We know from the current five-star reporting system that MA plans increased the percentage of cardiovascular patients who were receiving and using their statins from 80 percent to 83 percent even under Covid situations last year — and we know that the diabetics in MA plans lost ground on having their blood sugar controlled and the MA plans, on average, had that number with blood sugar controlled drop from 80 percent to 76 percent of the diabetic patients under the Covid year.
So, even though the plans did far better than fee-for-service Medicare in responding to the immediate care needs of their Covid patients, we know that they lost some ground on some levels of care during that time.
Fee-for-service Medicare, by contrast, actually does not have one single quality measure.
None.
Fee-for-service Medicare simply does not do any quality improvement programs.

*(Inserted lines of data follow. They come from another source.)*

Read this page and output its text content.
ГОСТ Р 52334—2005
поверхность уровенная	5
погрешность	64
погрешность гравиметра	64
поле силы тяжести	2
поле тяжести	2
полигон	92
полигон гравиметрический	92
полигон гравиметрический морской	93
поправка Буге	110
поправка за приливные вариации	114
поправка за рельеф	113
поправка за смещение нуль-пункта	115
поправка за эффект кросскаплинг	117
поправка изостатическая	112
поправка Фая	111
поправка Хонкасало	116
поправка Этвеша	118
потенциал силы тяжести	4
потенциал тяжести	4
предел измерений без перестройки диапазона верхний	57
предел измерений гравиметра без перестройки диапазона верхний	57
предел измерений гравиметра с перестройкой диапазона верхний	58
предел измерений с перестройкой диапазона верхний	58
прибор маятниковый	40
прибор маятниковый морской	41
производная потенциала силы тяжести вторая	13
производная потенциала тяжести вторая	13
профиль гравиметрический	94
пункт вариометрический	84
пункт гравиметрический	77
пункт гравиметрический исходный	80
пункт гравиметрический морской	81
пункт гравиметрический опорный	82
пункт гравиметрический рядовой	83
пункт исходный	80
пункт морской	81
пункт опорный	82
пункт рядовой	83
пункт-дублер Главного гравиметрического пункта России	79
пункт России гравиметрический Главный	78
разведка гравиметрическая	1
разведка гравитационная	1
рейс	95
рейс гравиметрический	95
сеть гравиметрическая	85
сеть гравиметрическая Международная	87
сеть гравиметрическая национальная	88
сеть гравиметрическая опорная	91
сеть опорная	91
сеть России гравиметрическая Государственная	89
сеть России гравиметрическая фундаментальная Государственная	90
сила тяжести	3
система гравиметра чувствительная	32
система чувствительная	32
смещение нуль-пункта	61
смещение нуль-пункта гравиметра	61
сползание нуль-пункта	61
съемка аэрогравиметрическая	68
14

They also don’t set any quality goals, and fee-for-service Medicare does not support or pay for team care or for medical information pooling and linkages for their patients for use in care quality activities for their caregivers.
The MedPac staff wrote again in their report about the status of MA that they could not comment on the quality of care in fee-for-service Medicare compared to MA because they have no data for those fee-based patients, which means that it is impossible and wrong for MedPac to comment on the comparative quality of care. They believe and they say that clear deficit in quality data that exists for fee-for-service care sites and those caregivers should not cause anyone to conclude anything about the relative quality of the two programs, or should be a reflection in any way on any part of the fee-for-service Medicare, because that would be “unfair to fee-for-service Medicare” to point that data issue out in any public way.
That avoidance of the quality issue is just wrong.